A threat model is a structured analysis of who might want to harm you (or your work, your sources, your client, your family), what they might try to do, what assets they would target, and what countermeasures actually reduce the risk. The discipline started in software security in the 1990s (STRIDE, Microsoft) and has been adopted across security operations, intelligence work, journalism, legal practice, and personal privacy.
What it means in practice
The threat model is the prerequisite to every OPSEC decision. Without it, you spend money on the wrong tools, optimize for the wrong threats, and accumulate convenience cost without buying actual protection. The lightweight civilian version answers four questions: what are you protecting (the asset), from whom (the adversary), what can they do (the capability), and what cost are you willing to pay to defend it (the budget). The output is one page.
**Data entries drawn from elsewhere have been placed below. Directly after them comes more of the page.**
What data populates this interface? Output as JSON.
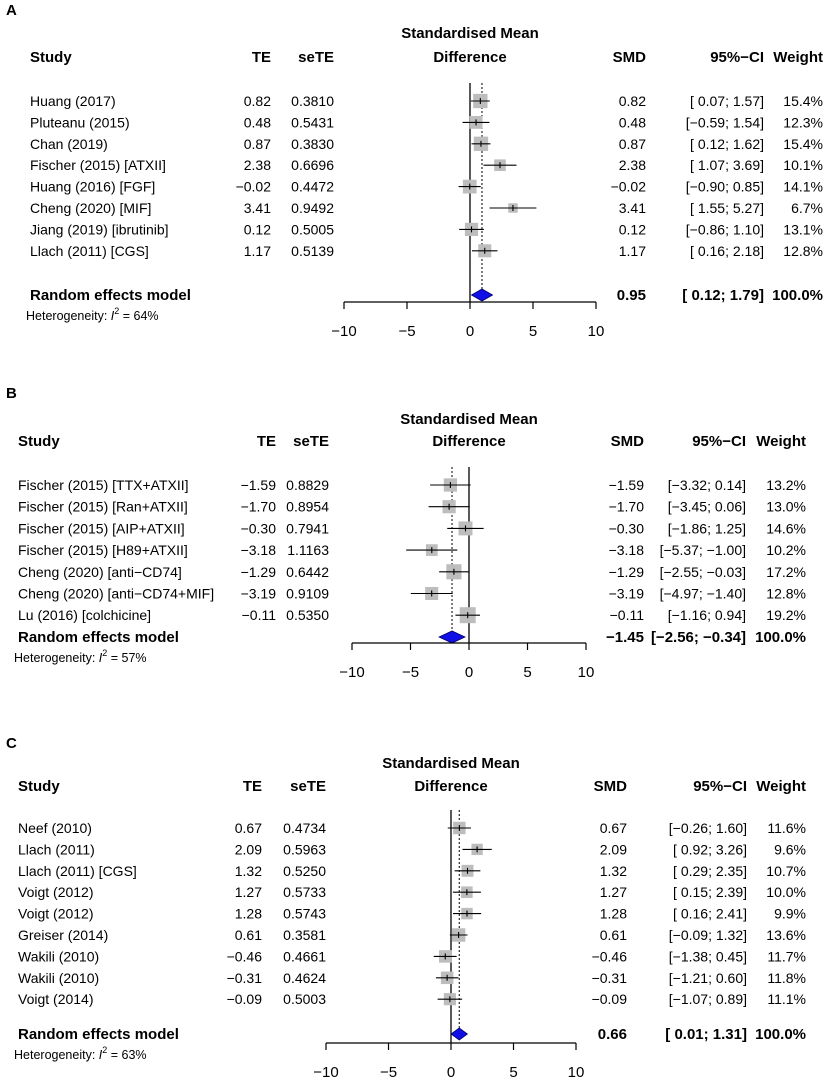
{
  "colors": {
    "box": "#bdbdbd",
    "diamond": "#1010e6",
    "line": "#000000"
  },
  "chart_data": [
    {
      "type": "forest",
      "panel": "A",
      "title": "Standardised Mean Difference",
      "title_line1": "Standardised Mean",
      "title_line2": "Difference",
      "headers": {
        "study": "Study",
        "te": "TE",
        "sete": "seTE",
        "smd": "SMD",
        "ci": "95%−CI",
        "weight": "Weight"
      },
      "xlim": [
        -10,
        10
      ],
      "ticks": [
        -10,
        -5,
        0,
        5,
        10
      ],
      "tick_labels": [
        "−10",
        "−5",
        "0",
        "5",
        "10"
      ],
      "studies": [
        {
          "study": "Huang (2017)",
          "te": "0.82",
          "sete": "0.3810",
          "smd": "0.82",
          "ci": "[ 0.07; 1.57]",
          "weight": "15.4%",
          "est": 0.82,
          "lo": 0.07,
          "hi": 1.57,
          "w": 15.4
        },
        {
          "study": "Pluteanu (2015)",
          "te": "0.48",
          "sete": "0.5431",
          "smd": "0.48",
          "ci": "[−0.59; 1.54]",
          "weight": "12.3%",
          "est": 0.48,
          "lo": -0.59,
          "hi": 1.54,
          "w": 12.3
        },
        {
          "study": "Chan (2019)",
          "te": "0.87",
          "sete": "0.3830",
          "smd": "0.87",
          "ci": "[ 0.12; 1.62]",
          "weight": "15.4%",
          "est": 0.87,
          "lo": 0.12,
          "hi": 1.62,
          "w": 15.4
        },
        {
          "study": "Fischer (2015) [ATXII]",
          "te": "2.38",
          "sete": "0.6696",
          "smd": "2.38",
          "ci": "[ 1.07; 3.69]",
          "weight": "10.1%",
          "est": 2.38,
          "lo": 1.07,
          "hi": 3.69,
          "w": 10.1
        },
        {
          "study": "Huang (2016) [FGF]",
          "te": "−0.02",
          "sete": "0.4472",
          "smd": "−0.02",
          "ci": "[−0.90; 0.85]",
          "weight": "14.1%",
          "est": -0.02,
          "lo": -0.9,
          "hi": 0.85,
          "w": 14.1
        },
        {
          "study": "Cheng (2020) [MIF]",
          "te": "3.41",
          "sete": "0.9492",
          "smd": "3.41",
          "ci": "[ 1.55; 5.27]",
          "weight": "6.7%",
          "est": 3.41,
          "lo": 1.55,
          "hi": 5.27,
          "w": 6.7
        },
        {
          "study": "Jiang (2019) [ibrutinib]",
          "te": "0.12",
          "sete": "0.5005",
          "smd": "0.12",
          "ci": "[−0.86; 1.10]",
          "weight": "13.1%",
          "est": 0.12,
          "lo": -0.86,
          "hi": 1.1,
          "w": 13.1
        },
        {
          "study": "Llach (2011) [CGS]",
          "te": "1.17",
          "sete": "0.5139",
          "smd": "1.17",
          "ci": "[ 0.16; 2.18]",
          "weight": "12.8%",
          "est": 1.17,
          "lo": 0.16,
          "hi": 2.18,
          "w": 12.8
        }
      ],
      "summary": {
        "label": "Random effects model",
        "smd": "0.95",
        "ci": "[ 0.12; 1.79]",
        "weight": "100.0%",
        "est": 0.95,
        "lo": 0.12,
        "hi": 1.79
      },
      "heterogeneity": {
        "prefix": "Heterogeneity: ",
        "symbol": "I",
        "sup": "2",
        "value": " = 64%"
      }
    },
    {
      "type": "forest",
      "panel": "B",
      "title": "Standardised Mean Difference",
      "title_line1": "Standardised Mean",
      "title_line2": "Difference",
      "headers": {
        "study": "Study",
        "te": "TE",
        "sete": "seTE",
        "smd": "SMD",
        "ci": "95%−CI",
        "weight": "Weight"
      },
      "xlim": [
        -10,
        10
      ],
      "ticks": [
        -10,
        -5,
        0,
        5,
        10
      ],
      "tick_labels": [
        "−10",
        "−5",
        "0",
        "5",
        "10"
      ],
      "studies": [
        {
          "study": "Fischer (2015) [TTX+ATXII]",
          "te": "−1.59",
          "sete": "0.8829",
          "smd": "−1.59",
          "ci": "[−3.32; 0.14]",
          "weight": "13.2%",
          "est": -1.59,
          "lo": -3.32,
          "hi": 0.14,
          "w": 13.2
        },
        {
          "study": "Fischer (2015) [Ran+ATXII]",
          "te": "−1.70",
          "sete": "0.8954",
          "smd": "−1.70",
          "ci": "[−3.45; 0.06]",
          "weight": "13.0%",
          "est": -1.7,
          "lo": -3.45,
          "hi": 0.06,
          "w": 13.0
        },
        {
          "study": "Fischer (2015) [AIP+ATXII]",
          "te": "−0.30",
          "sete": "0.7941",
          "smd": "−0.30",
          "ci": "[−1.86; 1.25]",
          "weight": "14.6%",
          "est": -0.3,
          "lo": -1.86,
          "hi": 1.25,
          "w": 14.6
        },
        {
          "study": "Fischer (2015) [H89+ATXII]",
          "te": "−3.18",
          "sete": "1.1163",
          "smd": "−3.18",
          "ci": "[−5.37; −1.00]",
          "weight": "10.2%",
          "est": -3.18,
          "lo": -5.37,
          "hi": -1.0,
          "w": 10.2
        },
        {
          "study": "Cheng (2020) [anti−CD74]",
          "te": "−1.29",
          "sete": "0.6442",
          "smd": "−1.29",
          "ci": "[−2.55; −0.03]",
          "weight": "17.2%",
          "est": -1.29,
          "lo": -2.55,
          "hi": -0.03,
          "w": 17.2
        },
        {
          "study": "Cheng (2020) [anti−CD74+MIF]",
          "te": "−3.19",
          "sete": "0.9109",
          "smd": "−3.19",
          "ci": "[−4.97; −1.40]",
          "weight": "12.8%",
          "est": -3.19,
          "lo": -4.97,
          "hi": -1.4,
          "w": 12.8
        },
        {
          "study": "Lu (2016) [colchicine]",
          "te": "−0.11",
          "sete": "0.5350",
          "smd": "−0.11",
          "ci": "[−1.16; 0.94]",
          "weight": "19.2%",
          "est": -0.11,
          "lo": -1.16,
          "hi": 0.94,
          "w": 19.2
        }
      ],
      "summary": {
        "label": "Random effects model",
        "smd": "−1.45",
        "ci": "[−2.56; −0.34]",
        "weight": "100.0%",
        "est": -1.45,
        "lo": -2.56,
        "hi": -0.34
      },
      "heterogeneity": {
        "prefix": "Heterogeneity: ",
        "symbol": "I",
        "sup": "2",
        "value": " = 57%"
      }
    },
    {
      "type": "forest",
      "panel": "C",
      "title": "Standardised Mean Difference",
      "title_line1": "Standardised Mean",
      "title_line2": "Difference",
      "headers": {
        "study": "Study",
        "te": "TE",
        "sete": "seTE",
        "smd": "SMD",
        "ci": "95%−CI",
        "weight": "Weight"
      },
      "xlim": [
        -10,
        10
      ],
      "ticks": [
        -10,
        -5,
        0,
        5,
        10
      ],
      "tick_labels": [
        "−10",
        "−5",
        "0",
        "5",
        "10"
      ],
      "studies": [
        {
          "study": "Neef (2010)",
          "te": "0.67",
          "sete": "0.4734",
          "smd": "0.67",
          "ci": "[−0.26; 1.60]",
          "weight": "11.6%",
          "est": 0.67,
          "lo": -0.26,
          "hi": 1.6,
          "w": 11.6
        },
        {
          "study": "Llach (2011)",
          "te": "2.09",
          "sete": "0.5963",
          "smd": "2.09",
          "ci": "[ 0.92; 3.26]",
          "weight": "9.6%",
          "est": 2.09,
          "lo": 0.92,
          "hi": 3.26,
          "w": 9.6
        },
        {
          "study": "Llach (2011) [CGS]",
          "te": "1.32",
          "sete": "0.5250",
          "smd": "1.32",
          "ci": "[ 0.29; 2.35]",
          "weight": "10.7%",
          "est": 1.32,
          "lo": 0.29,
          "hi": 2.35,
          "w": 10.7
        },
        {
          "study": "Voigt (2012)",
          "te": "1.27",
          "sete": "0.5733",
          "smd": "1.27",
          "ci": "[ 0.15; 2.39]",
          "weight": "10.0%",
          "est": 1.27,
          "lo": 0.15,
          "hi": 2.39,
          "w": 10.0
        },
        {
          "study": "Voigt (2012)",
          "te": "1.28",
          "sete": "0.5743",
          "smd": "1.28",
          "ci": "[ 0.16; 2.41]",
          "weight": "9.9%",
          "est": 1.28,
          "lo": 0.16,
          "hi": 2.41,
          "w": 9.9
        },
        {
          "study": "Greiser (2014)",
          "te": "0.61",
          "sete": "0.3581",
          "smd": "0.61",
          "ci": "[−0.09; 1.32]",
          "weight": "13.6%",
          "est": 0.61,
          "lo": -0.09,
          "hi": 1.32,
          "w": 13.6
        },
        {
          "study": "Wakili (2010)",
          "te": "−0.46",
          "sete": "0.4661",
          "smd": "−0.46",
          "ci": "[−1.38; 0.45]",
          "weight": "11.7%",
          "est": -0.46,
          "lo": -1.38,
          "hi": 0.45,
          "w": 11.7
        },
        {
          "study": "Wakili (2010)",
          "te": "−0.31",
          "sete": "0.4624",
          "smd": "−0.31",
          "ci": "[−1.21; 0.60]",
          "weight": "11.8%",
          "est": -0.31,
          "lo": -1.21,
          "hi": 0.6,
          "w": 11.8
        },
        {
          "study": "Voigt (2014)",
          "te": "−0.09",
          "sete": "0.5003",
          "smd": "−0.09",
          "ci": "[−1.07; 0.89]",
          "weight": "11.1%",
          "est": -0.09,
          "lo": -1.07,
          "hi": 0.89,
          "w": 11.1
        }
      ],
      "summary": {
        "label": "Random effects model",
        "smd": "0.66",
        "ci": "[ 0.01; 1.31]",
        "weight": "100.0%",
        "est": 0.66,
        "lo": 0.01,
        "hi": 1.31
      },
      "heterogeneity": {
        "prefix": "Heterogeneity: ",
        "symbol": "I",
        "sup": "2",
        "value": " = 63%"
      }
    }
  ]
}
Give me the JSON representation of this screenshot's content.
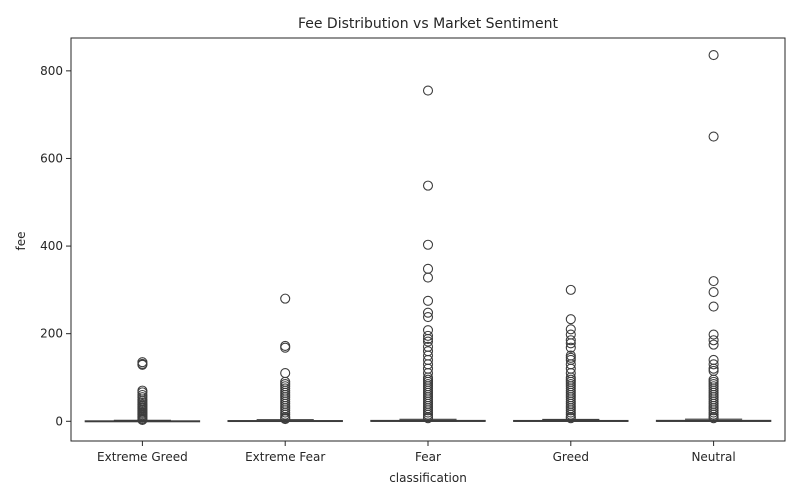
{
  "chart_data": {
    "type": "box",
    "title": "Fee Distribution vs Market Sentiment",
    "xlabel": "classification",
    "ylabel": "fee",
    "categories": [
      "Extreme Greed",
      "Extreme Fear",
      "Fear",
      "Greed",
      "Neutral"
    ],
    "ylim": [
      -45,
      875
    ],
    "yticks": [
      0,
      200,
      400,
      600,
      800
    ],
    "grid": false,
    "legend": "none",
    "colors": {
      "box_face": "#4c72b0",
      "line": "#3d3d3d",
      "frame": "#262626"
    },
    "boxes": [
      {
        "category": "Extreme Greed",
        "min": 0,
        "q1": 0.0,
        "median": 0.2,
        "q3": 0.9,
        "max": 2.2,
        "outliers": [
          135,
          131,
          129,
          70,
          66,
          60,
          55,
          50,
          46,
          42,
          38,
          35,
          32,
          29,
          26,
          23,
          20,
          17,
          14,
          11,
          8,
          5,
          3
        ]
      },
      {
        "category": "Extreme Fear",
        "min": 0,
        "q1": 0.0,
        "median": 0.3,
        "q3": 1.5,
        "max": 3.6,
        "outliers": [
          280,
          172,
          168,
          110,
          90,
          85,
          80,
          75,
          70,
          65,
          60,
          55,
          50,
          45,
          40,
          35,
          30,
          25,
          20,
          15,
          10,
          7,
          5
        ]
      },
      {
        "category": "Fear",
        "min": 0,
        "q1": 0.0,
        "median": 0.4,
        "q3": 1.8,
        "max": 4.5,
        "outliers": [
          755,
          538,
          403,
          348,
          328,
          275,
          248,
          238,
          208,
          195,
          188,
          182,
          170,
          160,
          150,
          140,
          130,
          120,
          110,
          100,
          95,
          90,
          85,
          80,
          75,
          70,
          65,
          60,
          55,
          50,
          45,
          40,
          35,
          30,
          25,
          20,
          15,
          10,
          7
        ]
      },
      {
        "category": "Greed",
        "min": 0,
        "q1": 0.0,
        "median": 0.4,
        "q3": 1.7,
        "max": 4.2,
        "outliers": [
          300,
          233,
          210,
          198,
          185,
          178,
          168,
          150,
          145,
          140,
          130,
          120,
          110,
          100,
          95,
          90,
          85,
          80,
          75,
          70,
          65,
          60,
          55,
          50,
          45,
          40,
          35,
          30,
          25,
          20,
          15,
          10,
          7
        ]
      },
      {
        "category": "Neutral",
        "min": 0,
        "q1": 0.0,
        "median": 0.4,
        "q3": 1.9,
        "max": 4.8,
        "outliers": [
          836,
          650,
          320,
          295,
          262,
          198,
          185,
          175,
          140,
          130,
          120,
          115,
          95,
          90,
          85,
          80,
          75,
          70,
          65,
          60,
          55,
          50,
          45,
          40,
          35,
          30,
          25,
          20,
          15,
          10,
          7
        ]
      }
    ]
  }
}
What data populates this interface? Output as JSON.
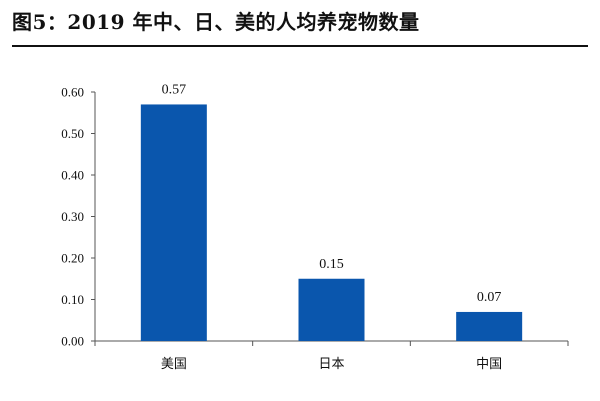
{
  "chart_data": {
    "type": "bar",
    "title": "图5：2019 年中、日、美的人均养宠物数量",
    "categories": [
      "美国",
      "日本",
      "中国"
    ],
    "values": [
      0.57,
      0.15,
      0.07
    ],
    "value_labels": [
      "0.57",
      "0.15",
      "0.07"
    ],
    "ylim": [
      0,
      0.6
    ],
    "yticks": [
      0.0,
      0.1,
      0.2,
      0.3,
      0.4,
      0.5,
      0.6
    ],
    "ytick_labels": [
      "0.00",
      "0.10",
      "0.20",
      "0.30",
      "0.40",
      "0.50",
      "0.60"
    ],
    "xlabel": "",
    "ylabel": "",
    "grid": false,
    "bar_color": "#0a56ad"
  }
}
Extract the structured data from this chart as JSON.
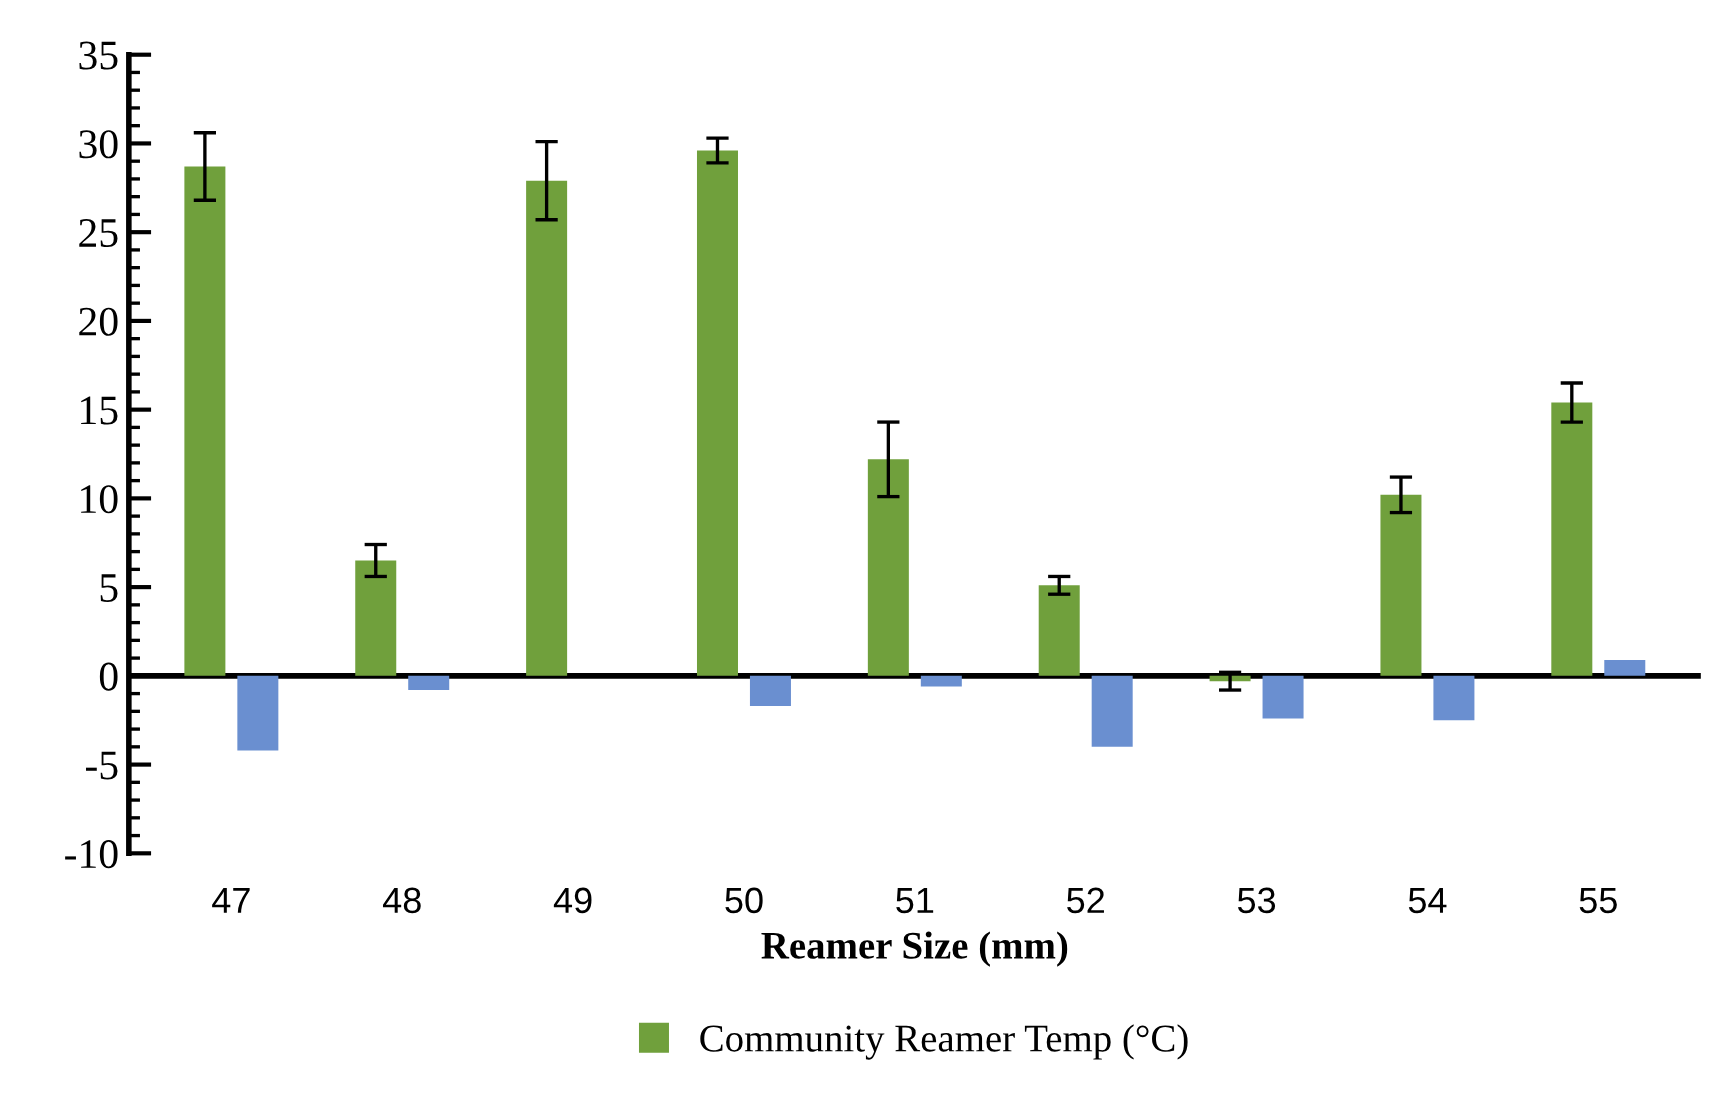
{
  "chart_data": {
    "type": "bar",
    "xlabel": "Reamer Size (mm)",
    "categories": [
      "47",
      "48",
      "49",
      "50",
      "51",
      "52",
      "53",
      "54",
      "55"
    ],
    "series": [
      {
        "name": "Community Reamer Temp (°C)",
        "color": "#70a03c",
        "values": [
          28.7,
          6.5,
          27.9,
          29.6,
          12.2,
          5.1,
          -0.3,
          10.2,
          15.4
        ],
        "errors": [
          1.9,
          0.9,
          2.2,
          0.7,
          2.1,
          0.5,
          0.5,
          1.0,
          1.1
        ]
      },
      {
        "color": "#6a8fd0",
        "values": [
          -4.2,
          -0.8,
          null,
          -1.7,
          -0.6,
          -4.0,
          -2.4,
          -2.5,
          0.9
        ]
      }
    ],
    "ylim": [
      -10,
      35
    ],
    "yticks": [
      -10,
      -5,
      0,
      5,
      10,
      15,
      20,
      25,
      30,
      35
    ],
    "legend": "bottom"
  }
}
The discipline is rebuilding it every six months because the asset shifts (you are working on a new story), the adversary changes (your story now annoys someone with money), the capability evolves (commercial spyware now reaches a tier you previously discounted), and the budget tightens or loosens with the operation.
Where it shows up
Every Predaxia category opens with a threat-model question, sometimes implicit. Journalists ask: am I dealing with a source whose adversary is local police, organized crime, or a nation-state? Lawyers ask: is the privilege threat opposing counsel, a court order, an insider leak, or a state actor? Military families ask: is the threat the recruiting database, the deployment intelligence, or the family-as-leverage scenario? Travelers ask: am I crossing a border that searches devices, that demands social media handles, that will detain me if my LinkedIn says “journalist”? Each of these is a different threat model and produces a different OPSEC stack.
What you can change today
Build your one-page threat model in 30 minutes. Sheet of paper, four columns: Asset (3 lines), Adversary (3 lines), Capability (4 lines per adversary), Countermeasure (1 line per capability). The discipline is to write down adversaries you find uncomfortable to name. The default failure is naming “hackers” as the adversary; that is a category, not a threat. Name the actual person, organization, or class (your former employer’s legal team, the family of your protest opponent, the state intelligence service of the country your source is in). Concrete adversaries produce concrete countermeasures. Abstract adversaries produce shopping lists.